Coveney hopes to see end to industrial action at his department
Impact spokesman confirmed union had been invited to meet officials
Minister for Agriculture Simon Coveney: said he hoped today’s meeting would help resolve any differences. Photograph: Inpho
Minister for Agriculture Simon Coveney said he hopes to see an end to industrial action at his department following a meeting between management and union representatives today. An Impact spokesman confirmed the union had been invited to meet department officials.
“There have been a number of meetings with the department in 2013, but no serious engagement,” the Impact spokesman said. “Although the fact that management has sought a meeting is welcome, we will have to assess whether management are serious about addressing the issues.”
Limited industrial action involving more than 600 agricultural officers began on Monday morning but Impact said the action would escalate if there was no resolution. It said it would begin to affect farmers’ payments and the food industry in late February or early March.”
The duties of the affected staff include inspections of farms, meat factories, dairy processors, marts and other premises to ensure that EU and Irish regulations are being adhered to in areas such as food safety.

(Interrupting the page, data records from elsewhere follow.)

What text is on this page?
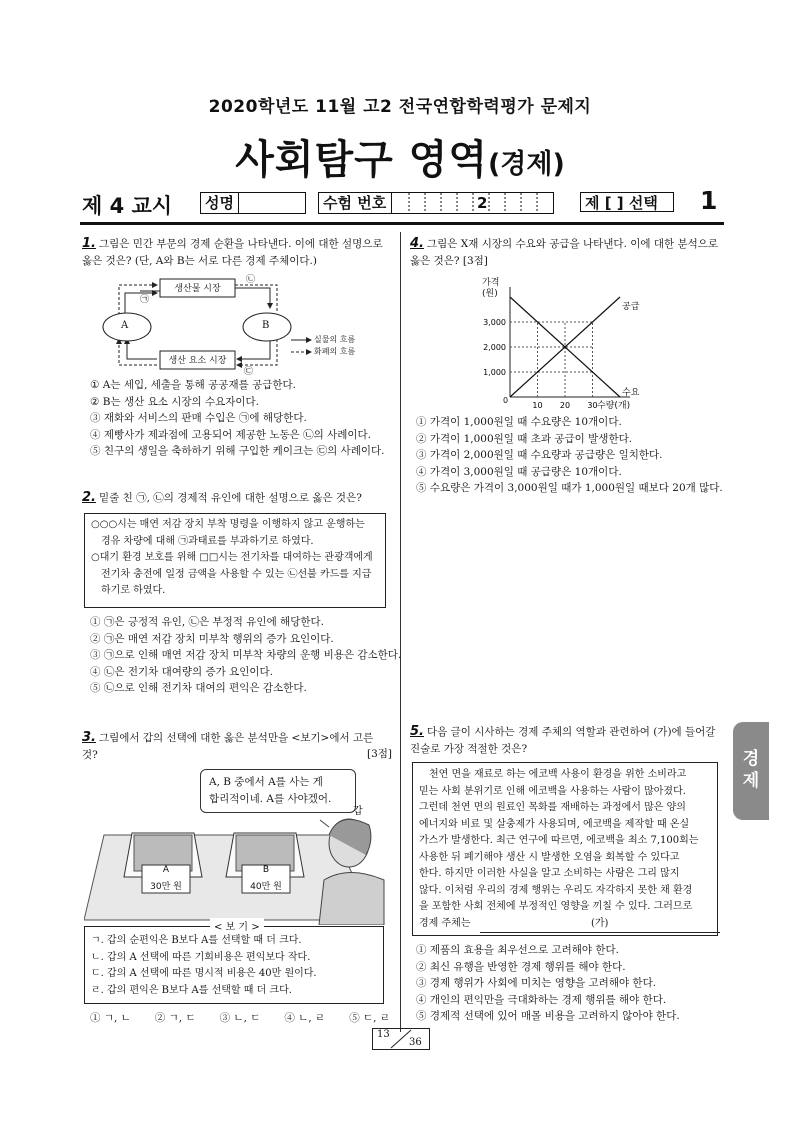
2020학년도 11월 고2 전국연합학력평가 문제지
사회탐구 영역(경제)
제 4 교시	성명	수험 번호	2	제 [ ] 선택	1
1. 그림은 민간 부문의 경제 순환을 나타낸다. 이에 대한 설명으로 옳은 것은? (단, A와 B는 서로 다른 경제 주체이다.)
생산물 시장
생산 요소 시장
A	B
㉠
㉡
㉢
실물의 흐름
화폐의 흐름
① A는 세입, 세출을 통해 공공재를 공급한다.
② B는 생산 요소 시장의 수요자이다.
③ 재화와 서비스의 판매 수입은 ㉠에 해당한다.
④ 제빵사가 제과점에 고용되어 제공한 노동은 ㉡의 사례이다.
⑤ 친구의 생일을 축하하기 위해 구입한 케이크는 ㉢의 사례이다.
2. 밑줄 친 ㉠, ㉡의 경제적 유인에 대한 설명으로 옳은 것은?
○○○시는 매연 저감 장치 부착 명령을 이행하지 않고 운행하는
경유 차량에 대해 ㉠과태료를 부과하기로 하였다.
○대기 환경 보호를 위해 □□시는 전기차를 대여하는 관광객에게
전기차 충전에 일정 금액을 사용할 수 있는 ㉡선불 카드를 지급
하기로 하였다.
① ㉠은 긍정적 유인, ㉡은 부정적 유인에 해당한다.
② ㉠은 매연 저감 장치 미부착 행위의 증가 요인이다.
③ ㉠으로 인해 매연 저감 장치 미부착 차량의 운행 비용은 감소한다.
④ ㉡은 전기차 대여량의 증가 요인이다.
⑤ ㉡으로 인해 전기차 대여의 편익은 감소한다.
3. 그림에서 갑의 선택에 대한 옳은 분석만을 <보기>에서 고른 것?	[3점]
A, B 중에서 A를 사는 게
합리적이네. A를 사야겠어.
갑
A
30만 원
B
40만 원
ㄱ. 갑의 순편익은 B보다 A를 선택할 때 더 크다.
ㄴ. 갑의 A 선택에 따른 기회비용은 편익보다 작다.
ㄷ. 갑의 A 선택에 따른 명시적 비용은 40만 원이다.
ㄹ. 갑의 편익은 B보다 A를 선택할 때 더 크다.
< 보 기 >
① ㄱ, ㄴ ② ㄱ, ㄷ ③ ㄴ, ㄷ ④ ㄴ, ㄹ ⑤ ㄷ, ㄹ
4. 그림은 X재 시장의 수요와 공급을 나타낸다. 이에 대한 분석으로 옳은 것은? [3점]
1,000
2,000
3,000
10 20 30
공급
수요
가격
(원)
수량(개)
0
① 가격이 1,000원일 때 수요량은 10개이다.
② 가격이 1,000원일 때 초과 공급이 발생한다.
③ 가격이 2,000원일 때 수요량과 공급량은 일치한다.
④ 가격이 3,000원일 때 공급량은 10개이다.
⑤ 수요량은 가격이 3,000원일 때가 1,000원일 때보다 20개 많다.
5. 다음 글이 시사하는 경제 주체의 역할과 관련하여 (가)에 들어갈 진술로 가장 적절한 것은?
천연 면을 재료로 하는 에코백 사용이 환경을 위한 소비라고
믿는 사회 분위기로 인해 에코백을 사용하는 사람이 많아졌다.
그런데 천연 면의 원료인 목화를 재배하는 과정에서 많은 양의
에너지와 비료 및 살충제가 사용되며, 에코백을 제작할 때 온실
가스가 발생한다. 최근 연구에 따르면, 에코백을 최소 7,100회는
사용한 뒤 폐기해야 생산 시 발생한 오염을 회복할 수 있다고
한다. 하지만 이러한 사실을 알고 소비하는 사람은 그리 많지
않다. 이처럼 우리의 경제 행위는 우리도 자각하지 못한 채 환경
을 포함한 사회 전체에 부정적인 영향을 끼칠 수 있다. 그러므로
경제 주체는	(가)
① 제품의 효용을 최우선으로 고려해야 한다.
② 최신 유행을 반영한 경제 행위를 해야 한다.
③ 경제 행위가 사회에 미치는 영향을 고려해야 한다.
④ 개인의 편익만을 극대화하는 경제 행위를 해야 한다.
⑤ 경제적 선택에 있어 매몰 비용을 고려하지 않아야 한다.
경제
13
36
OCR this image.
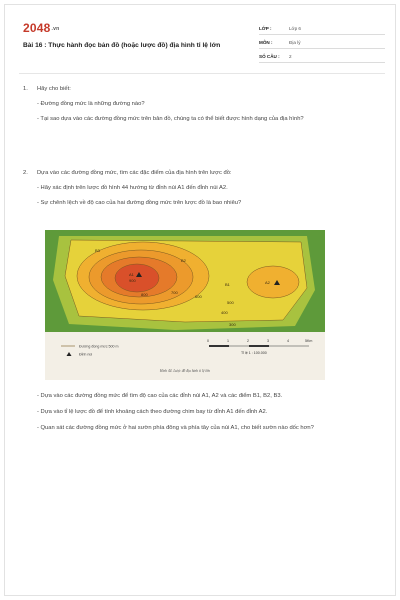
2048.vn
Bài 16 : Thực hành đọc bản đồ (hoặc lược đồ) địa hình tỉ lệ lớn
LỚP :	Lớp 6
MÔN :	Địa lý
SỐ CÂU : 2
1. Hãy cho biết:
- Đường đồng mức là những đường nào?
- Tại sao dựa vào các đường đồng mức trên bản đồ, chúng ta có thể biết được hình dạng của địa hình?
2. Dựa vào các đường đồng mức, tìm các đặc điểm của địa hình trên lược đồ:
- Hãy xác định trên lược đồ hình 44 hướng từ đỉnh núi A1 đến đỉnh núi A2.
- Sự chênh lệch về độ cao của hai đường đồng mức trên lược đồ là bao nhiêu?
A1
A2
B3
B2
B1
900
800	700
600
500
400
300
Đường đồng mức 500 m
Đỉnh núi
0	1	2	3	4	5Km
Tỉ lệ 1 : 100.000
Hình 44. Lược đồ địa hình tỉ lệ lớn
- Dựa vào các đường đồng mức để tìm độ cao của các đỉnh núi A1, A2 và các điểm B1, B2, B3.
- Dựa vào tỉ lệ lược đồ để tính khoảng cách theo đường chim bay từ đỉnh A1 đến đỉnh A2.
- Quan sát các đường đồng mức ở hai sườn phía đông và phía tây của núi A1, cho biết sườn nào dốc hơn?
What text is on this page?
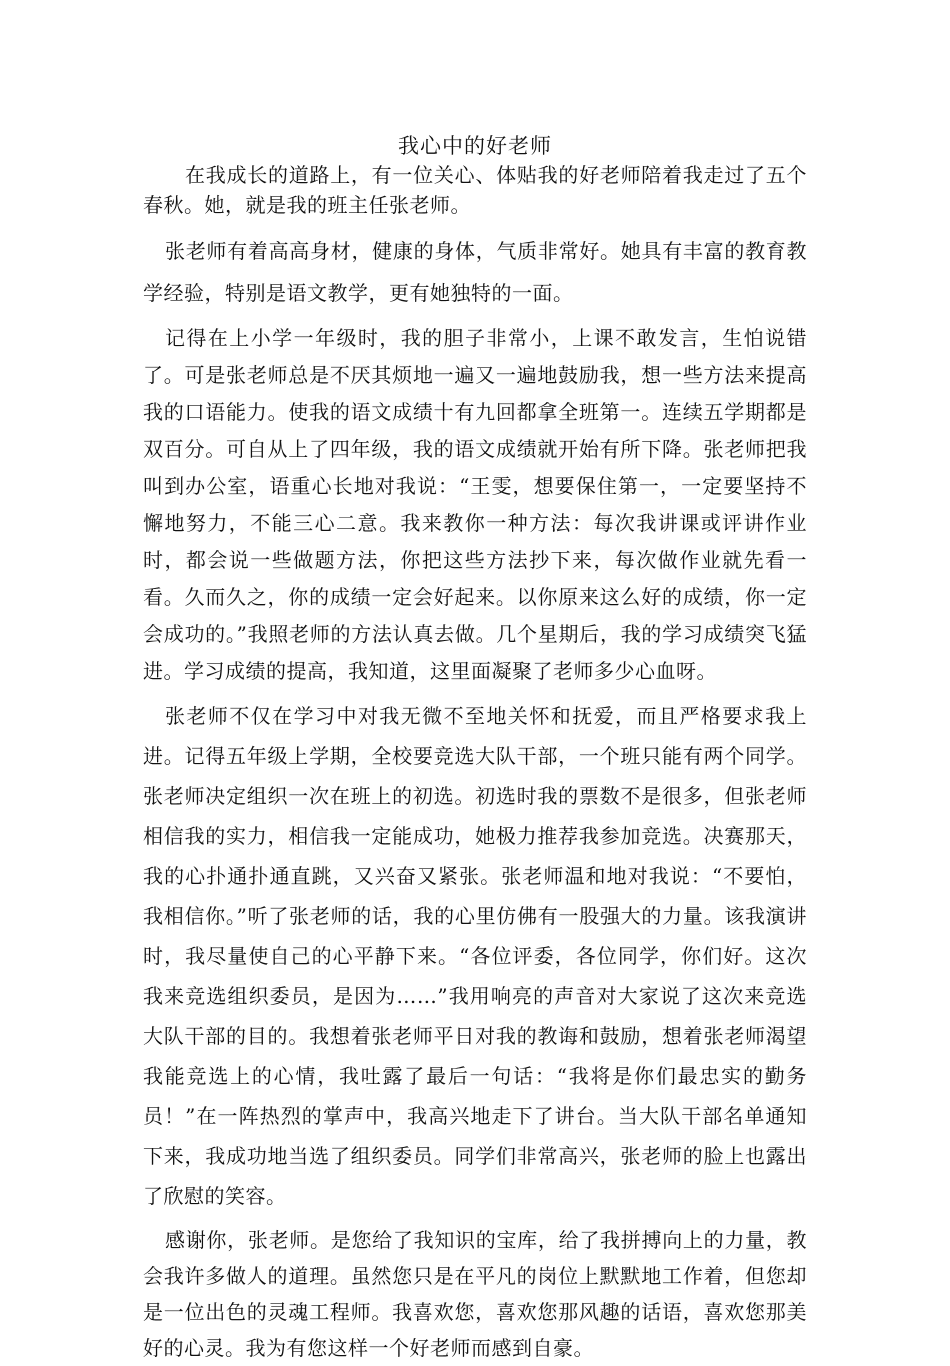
我心中的好老师

在我成长的道路上，有一位关心、体贴我的好老师陪着我走过了五个春秋。她，就是我的班主任张老师。

张老师有着高高身材，健康的身体，气质非常好。她具有丰富的教育教学经验，特别是语文教学，更有她独特的一面。

记得在上小学一年级时，我的胆子非常小，上课不敢发言，生怕说错了。可是张老师总是不厌其烦地一遍又一遍地鼓励我，想一些方法来提高我的口语能力。使我的语文成绩十有九回都拿全班第一。连续五学期都是双百分。可自从上了四年级，我的语文成绩就开始有所下降。张老师把我叫到办公室，语重心长地对我说：“王雯，想要保住第一，一定要坚持不懈地努力，不能三心二意。我来教你一种方法：每次我讲课或评讲作业时，都会说一些做题方法，你把这些方法抄下来，每次做作业就先看一看。久而久之，你的成绩一定会好起来。以你原来这么好的成绩，你一定会成功的。”我照老师的方法认真去做。几个星期后，我的学习成绩突飞猛进。学习成绩的提高，我知道，这里面凝聚了老师多少心血呀。

张老师不仅在学习中对我无微不至地关怀和抚爱，而且严格要求我上进。记得五年级上学期，全校要竞选大队干部，一个班只能有两个同学。张老师决定组织一次在班上的初选。初选时我的票数不是很多，但张老师相信我的实力，相信我一定能成功，她极力推荐我参加竞选。决赛那天，我的心扑通扑通直跳，又兴奋又紧张。张老师温和地对我说：“不要怕，我相信你。”听了张老师的话，我的心里仿佛有一股强大的力量。该我演讲时，我尽量使自己的心平静下来。“各位评委，各位同学，你们好。这次我来竞选组织委员，是因为……”我用响亮的声音对大家说了这次来竞选大队干部的目的。我想着张老师平日对我的教诲和鼓励，想着张老师渴望我能竞选上的心情，我吐露了最后一句话：“我将是你们最忠实的勤务员！”在一阵热烈的掌声中，我高兴地走下了讲台。当大队干部名单通知下来，我成功地当选了组织委员。同学们非常高兴，张老师的脸上也露出了欣慰的笑容。

感谢你，张老师。是您给了我知识的宝库，给了我拼搏向上的力量，教会我许多做人的道理。虽然您只是在平凡的岗位上默默地工作着，但您却是一位出色的灵魂工程师。我喜欢您，喜欢您那风趣的话语，喜欢您那美好的心灵。我为有您这样一个好老师而感到自豪。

The dispute centres around the impact of rationalisation and reforms on the duties of agricultural officers and what the union describes as the failure of management to engage in a meaningful way with the union. Impact has claimed management has persisted in transferring the officers’ duties to higher paid civil servants and unnecessarily allocating inspection work to external contractors.
Addressing the meeting of the Select Committee on Agriculture, Food and the Marine, Mr Coveney said he hoped today’s meeting would help resolve any differences “and we can move away from any escalation of industrial action ... certainly from a management point of view, I know they will be approaching this with an open mind”.
Several committee members raised the issue of the abandonment of thousands of horses as a result of the recession and a tightening of regulations following the horse meat scandal. Mr Coveney said his department would make an example of people who knowingly abused horses.